Oyó los pasos de su hermana en la escalera.

—Conque ya se han ido…

—Hace veinte minutos. Hemos tenido una breve escaramuza de despedida. ¿Se ha mostrado ofensivo Dalgliesh?

—No más que yo con él. Diría que hemos quedado empatados. No creo que le haya gustado.

—No creo que nadie le guste mucho. Pero se le considera muy inteligente. ¿Lo encuentras atractivo?

—Sería como hacer el amor con un verdugo —respondió a la pregunta no formulada. Luego, hundiendo un dedo en la vinagreta, observó—: Demasiado vinagre. ¿Qué has estado haciendo?

—¿Aparte de cocinar? Pensando en padre. ¿Sabes una cosa, Dom? Cuando yo tenía once años, estaba absolutamente convencido de que había asesinado a nuestras madres.

—¿A las dos? Quiero decir, ¿la tuya y la mía? Qué idea más extravagante. ¿Cómo habría podido hacerlo? La tuya murió de cáncer y la mía de neumonía. No pudo organizarlo él.

—Ya lo sé. Es sólo que me parecía un viudo por naturaleza y pensaba que lo había hecho para impedir que tuvieran más hijos.

—Bien, no cabe duda de que así lo habría logrado. ¿Te preguntabas quizá si la tendencia al asesinato es hereditaria?

—No exactamente. Pero hay mucho que sí lo es. Por ejemplo, la absoluta incapacidad de padre para establecer relaciones. Su increíble absorción en sí mismo. ¿Sabías que llegó a solicitar mi ingreso en Stonyhurst antes de recordar que era tu madre, y no la mía, la que había sido católica romana?

—Es una lástima que lo averiguara. Me habría gustado ver qué hacían de ti los jesuitas. El problema de una educación religiosa, si eres una pagana como yo, es que te deja toda la vida con la sensación de que has perdido algo, no que no existe. —Se acercó a la mesa y revolvió un cuenco de champiñones con el dedo—. Yo puedo establecer relaciones. El problema es que me aburren y no son duraderas. Y parece que sólo conozco una forma de mostrarme amable. Menos mal que nosotros duramos, ¿verdad? Tú me durarás hasta el día en que me muera. ¿Me cambio ahora o quieres que me ocupe del vino?

«Tú me durarás hasta el día en que me muera». Contra mundum. Ya era demasiado tarde para cortar aquel lazo aun de haberlo deseado. Recordó la cabeza vendada de Charles Schofield, los ojos moribundos todavía maliciosos tras una ranura entre los vendajes, los hinchados labios que se movían dolorosamente.

—Felicidades, Giovanni. Recordadme en vuestro jardín de Parma.

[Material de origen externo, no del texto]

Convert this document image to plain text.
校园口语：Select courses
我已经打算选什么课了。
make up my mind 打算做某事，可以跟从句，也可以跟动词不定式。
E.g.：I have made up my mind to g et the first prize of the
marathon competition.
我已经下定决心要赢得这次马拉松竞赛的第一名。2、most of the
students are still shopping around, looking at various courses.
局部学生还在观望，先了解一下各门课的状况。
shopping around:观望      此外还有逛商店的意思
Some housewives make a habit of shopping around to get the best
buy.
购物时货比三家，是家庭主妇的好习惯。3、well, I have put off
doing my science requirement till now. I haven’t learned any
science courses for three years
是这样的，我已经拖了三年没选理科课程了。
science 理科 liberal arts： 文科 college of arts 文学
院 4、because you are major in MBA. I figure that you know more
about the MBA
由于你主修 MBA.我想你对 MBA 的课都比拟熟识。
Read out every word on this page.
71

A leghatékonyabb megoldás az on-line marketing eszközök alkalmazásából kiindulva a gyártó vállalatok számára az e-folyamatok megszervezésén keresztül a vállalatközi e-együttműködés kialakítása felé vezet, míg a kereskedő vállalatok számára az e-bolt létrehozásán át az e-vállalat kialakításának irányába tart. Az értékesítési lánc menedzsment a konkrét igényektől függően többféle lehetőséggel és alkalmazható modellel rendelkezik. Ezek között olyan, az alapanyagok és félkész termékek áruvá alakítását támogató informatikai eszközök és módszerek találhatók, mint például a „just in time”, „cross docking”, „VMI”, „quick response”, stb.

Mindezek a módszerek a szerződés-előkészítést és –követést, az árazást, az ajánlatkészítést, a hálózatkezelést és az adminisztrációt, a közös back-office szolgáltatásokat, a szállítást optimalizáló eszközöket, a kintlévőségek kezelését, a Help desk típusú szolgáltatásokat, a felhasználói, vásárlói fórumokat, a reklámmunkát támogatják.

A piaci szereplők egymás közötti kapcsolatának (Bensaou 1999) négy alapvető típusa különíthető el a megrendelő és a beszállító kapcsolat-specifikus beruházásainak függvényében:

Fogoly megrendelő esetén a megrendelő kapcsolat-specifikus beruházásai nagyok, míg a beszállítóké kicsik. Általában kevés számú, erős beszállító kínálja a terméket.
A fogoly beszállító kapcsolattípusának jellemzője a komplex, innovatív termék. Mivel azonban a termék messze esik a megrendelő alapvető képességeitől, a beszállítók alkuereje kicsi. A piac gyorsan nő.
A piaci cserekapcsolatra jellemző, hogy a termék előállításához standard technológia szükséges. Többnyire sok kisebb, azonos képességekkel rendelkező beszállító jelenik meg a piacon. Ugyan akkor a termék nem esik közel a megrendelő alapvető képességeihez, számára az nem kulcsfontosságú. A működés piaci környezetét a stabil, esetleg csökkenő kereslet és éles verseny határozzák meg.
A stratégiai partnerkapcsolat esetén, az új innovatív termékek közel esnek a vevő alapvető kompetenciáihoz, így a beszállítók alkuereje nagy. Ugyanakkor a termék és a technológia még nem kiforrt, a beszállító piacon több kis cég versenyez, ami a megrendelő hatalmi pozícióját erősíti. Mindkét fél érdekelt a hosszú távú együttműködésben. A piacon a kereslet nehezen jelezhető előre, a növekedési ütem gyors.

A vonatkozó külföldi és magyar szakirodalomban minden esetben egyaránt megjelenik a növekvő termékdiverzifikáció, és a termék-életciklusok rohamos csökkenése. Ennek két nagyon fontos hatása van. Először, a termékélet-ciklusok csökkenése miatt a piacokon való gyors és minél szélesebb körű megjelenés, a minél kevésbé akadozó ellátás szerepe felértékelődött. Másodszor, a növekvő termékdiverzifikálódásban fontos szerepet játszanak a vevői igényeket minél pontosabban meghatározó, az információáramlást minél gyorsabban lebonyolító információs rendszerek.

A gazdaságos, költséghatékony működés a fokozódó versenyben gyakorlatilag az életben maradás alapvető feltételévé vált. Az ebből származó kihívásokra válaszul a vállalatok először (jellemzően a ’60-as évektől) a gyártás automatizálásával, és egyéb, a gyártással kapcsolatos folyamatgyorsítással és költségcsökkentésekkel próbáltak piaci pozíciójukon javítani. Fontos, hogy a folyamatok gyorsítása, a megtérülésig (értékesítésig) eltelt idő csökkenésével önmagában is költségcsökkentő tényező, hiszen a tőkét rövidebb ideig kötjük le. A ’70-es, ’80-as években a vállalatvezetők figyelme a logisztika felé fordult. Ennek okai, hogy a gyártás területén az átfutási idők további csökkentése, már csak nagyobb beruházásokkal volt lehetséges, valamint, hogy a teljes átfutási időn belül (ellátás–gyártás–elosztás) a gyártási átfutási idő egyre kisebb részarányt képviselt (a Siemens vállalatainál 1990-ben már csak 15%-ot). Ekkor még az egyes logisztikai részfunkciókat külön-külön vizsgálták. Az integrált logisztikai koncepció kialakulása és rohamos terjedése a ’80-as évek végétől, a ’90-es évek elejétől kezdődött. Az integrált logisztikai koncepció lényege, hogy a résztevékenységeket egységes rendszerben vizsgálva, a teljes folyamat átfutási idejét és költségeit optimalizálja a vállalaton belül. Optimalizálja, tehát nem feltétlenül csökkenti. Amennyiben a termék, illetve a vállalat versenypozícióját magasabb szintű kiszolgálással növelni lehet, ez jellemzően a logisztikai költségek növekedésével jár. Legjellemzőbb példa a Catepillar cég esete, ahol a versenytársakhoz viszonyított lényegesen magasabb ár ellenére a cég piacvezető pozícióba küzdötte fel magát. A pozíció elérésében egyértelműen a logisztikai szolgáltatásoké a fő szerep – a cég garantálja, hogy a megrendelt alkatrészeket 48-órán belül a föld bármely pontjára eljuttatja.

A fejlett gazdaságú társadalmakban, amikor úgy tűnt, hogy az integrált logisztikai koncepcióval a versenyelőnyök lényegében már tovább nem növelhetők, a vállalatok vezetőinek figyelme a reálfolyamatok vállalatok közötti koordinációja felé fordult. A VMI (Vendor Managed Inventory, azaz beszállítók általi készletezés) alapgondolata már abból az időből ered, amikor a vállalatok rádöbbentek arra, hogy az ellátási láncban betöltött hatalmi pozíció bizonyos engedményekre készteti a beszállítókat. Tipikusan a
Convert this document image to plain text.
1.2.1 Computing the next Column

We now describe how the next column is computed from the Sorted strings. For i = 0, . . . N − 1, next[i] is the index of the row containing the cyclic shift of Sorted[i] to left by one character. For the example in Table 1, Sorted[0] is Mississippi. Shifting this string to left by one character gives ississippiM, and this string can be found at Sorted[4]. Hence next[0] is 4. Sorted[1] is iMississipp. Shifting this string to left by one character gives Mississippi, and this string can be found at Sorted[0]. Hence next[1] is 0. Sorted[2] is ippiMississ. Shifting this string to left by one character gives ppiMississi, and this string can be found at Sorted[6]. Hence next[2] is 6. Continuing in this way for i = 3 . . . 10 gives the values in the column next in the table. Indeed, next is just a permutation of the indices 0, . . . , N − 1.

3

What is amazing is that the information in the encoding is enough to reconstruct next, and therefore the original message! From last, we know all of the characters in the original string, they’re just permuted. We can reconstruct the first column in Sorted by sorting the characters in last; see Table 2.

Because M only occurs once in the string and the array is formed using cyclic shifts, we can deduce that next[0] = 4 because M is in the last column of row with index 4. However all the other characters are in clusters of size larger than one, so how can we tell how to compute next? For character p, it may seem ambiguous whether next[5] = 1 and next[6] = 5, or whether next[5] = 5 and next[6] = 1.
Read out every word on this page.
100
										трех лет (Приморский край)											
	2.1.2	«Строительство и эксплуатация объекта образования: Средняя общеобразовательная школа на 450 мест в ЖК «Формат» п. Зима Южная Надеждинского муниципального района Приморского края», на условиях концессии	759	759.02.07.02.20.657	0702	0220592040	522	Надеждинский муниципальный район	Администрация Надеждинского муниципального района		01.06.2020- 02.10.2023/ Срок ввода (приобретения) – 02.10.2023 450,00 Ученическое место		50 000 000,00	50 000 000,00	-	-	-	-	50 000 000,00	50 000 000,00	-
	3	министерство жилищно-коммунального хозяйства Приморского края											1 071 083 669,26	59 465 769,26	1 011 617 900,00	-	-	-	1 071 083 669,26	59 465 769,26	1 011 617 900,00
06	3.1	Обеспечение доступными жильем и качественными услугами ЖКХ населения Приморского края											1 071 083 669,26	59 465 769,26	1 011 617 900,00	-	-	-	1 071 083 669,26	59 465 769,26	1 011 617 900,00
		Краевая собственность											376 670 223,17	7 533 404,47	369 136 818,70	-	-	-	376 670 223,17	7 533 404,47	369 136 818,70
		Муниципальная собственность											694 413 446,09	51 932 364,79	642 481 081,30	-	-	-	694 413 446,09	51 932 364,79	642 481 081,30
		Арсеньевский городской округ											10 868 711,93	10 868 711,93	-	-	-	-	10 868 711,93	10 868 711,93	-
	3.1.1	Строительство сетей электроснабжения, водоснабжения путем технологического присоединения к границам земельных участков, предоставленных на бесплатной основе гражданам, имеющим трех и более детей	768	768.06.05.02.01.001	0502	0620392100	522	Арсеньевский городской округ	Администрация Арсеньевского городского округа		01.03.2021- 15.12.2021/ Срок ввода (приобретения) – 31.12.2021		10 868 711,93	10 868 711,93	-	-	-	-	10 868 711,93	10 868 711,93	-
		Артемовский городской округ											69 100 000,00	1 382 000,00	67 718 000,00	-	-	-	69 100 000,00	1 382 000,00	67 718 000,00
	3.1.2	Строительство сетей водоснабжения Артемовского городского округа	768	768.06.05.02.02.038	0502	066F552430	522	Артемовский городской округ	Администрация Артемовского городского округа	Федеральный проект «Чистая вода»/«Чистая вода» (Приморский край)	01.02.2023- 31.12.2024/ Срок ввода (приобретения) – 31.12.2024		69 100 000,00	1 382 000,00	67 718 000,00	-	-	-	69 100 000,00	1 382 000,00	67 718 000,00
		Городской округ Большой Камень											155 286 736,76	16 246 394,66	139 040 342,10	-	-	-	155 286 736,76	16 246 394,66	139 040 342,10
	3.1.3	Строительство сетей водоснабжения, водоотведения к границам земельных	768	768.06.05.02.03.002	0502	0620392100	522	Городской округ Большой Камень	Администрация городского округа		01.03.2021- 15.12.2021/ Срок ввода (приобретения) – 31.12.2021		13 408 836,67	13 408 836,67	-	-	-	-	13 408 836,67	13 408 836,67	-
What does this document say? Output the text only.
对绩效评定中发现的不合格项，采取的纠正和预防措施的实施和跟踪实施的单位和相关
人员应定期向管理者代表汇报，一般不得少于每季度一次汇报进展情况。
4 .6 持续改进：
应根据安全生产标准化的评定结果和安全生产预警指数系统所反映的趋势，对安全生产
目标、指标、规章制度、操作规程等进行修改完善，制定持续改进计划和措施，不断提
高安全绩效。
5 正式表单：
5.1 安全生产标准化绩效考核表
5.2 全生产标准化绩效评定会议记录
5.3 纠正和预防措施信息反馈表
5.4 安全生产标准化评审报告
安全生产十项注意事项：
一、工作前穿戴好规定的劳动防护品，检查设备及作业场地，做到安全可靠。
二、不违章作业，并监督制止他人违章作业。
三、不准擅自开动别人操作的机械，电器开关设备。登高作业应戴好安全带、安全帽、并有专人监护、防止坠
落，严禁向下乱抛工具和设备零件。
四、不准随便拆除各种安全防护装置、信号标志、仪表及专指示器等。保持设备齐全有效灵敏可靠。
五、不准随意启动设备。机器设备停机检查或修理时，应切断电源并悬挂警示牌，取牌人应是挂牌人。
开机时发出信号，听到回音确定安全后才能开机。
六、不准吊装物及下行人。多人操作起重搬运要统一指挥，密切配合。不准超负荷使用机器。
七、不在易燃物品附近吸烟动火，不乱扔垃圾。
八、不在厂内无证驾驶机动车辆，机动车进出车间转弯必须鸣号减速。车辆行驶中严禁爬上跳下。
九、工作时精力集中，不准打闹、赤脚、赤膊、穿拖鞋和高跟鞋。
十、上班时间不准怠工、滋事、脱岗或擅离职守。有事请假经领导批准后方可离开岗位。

Lo que había sido tan asombroso no era la mentira en sí, ni que Schofield la creyera o fingiera creerla, sino que hubiera odiado tanto a su cuñado como para morir con aquel sarcasmo en los labios. ¿O acaso había dado por supuesto que un físico, pobre inculto, no conocería a los dramaturgos jacobinos? Incluso su esposa, aquella infatigable sofisticada sexual, estaba mejor enterada.

—Supongo que dormiríais juntos si a Domenica le viniera en gana. Un poco de incesto no la inquietaría. Pero no os hace falta, ¿verdad? No os hace falta una cosa tan vulgar como el sexo para sentiros más unidos de lo que ya lo estáis. Ninguno de los dos necesita a nadie más. Por eso me marcho. Me voy ahora que todavía queda algo en mí que puede irse.

—Max, ¿qué pasa?

La voz de Domenica, agudizada por la inquietud, lo devolvió al presente. Su mente giró de regreso por un caleidoscópico torbellino de años, por entre imágenes superpuestas de su infancia y su juventud, hasta llegar a la más reciente e inolvidable, la imagen inmóvil, perfectamente enfocada, grabada para siempre en su memoria, de los dedos muertos de Lorrimer arañando el suelo de su laboratorio, el apagado y entreabierto ojo de Lorrimer, la sangre de Lorrimer. Respondió:

—Ve a cambiarte. Ya me encargaré yo del vino.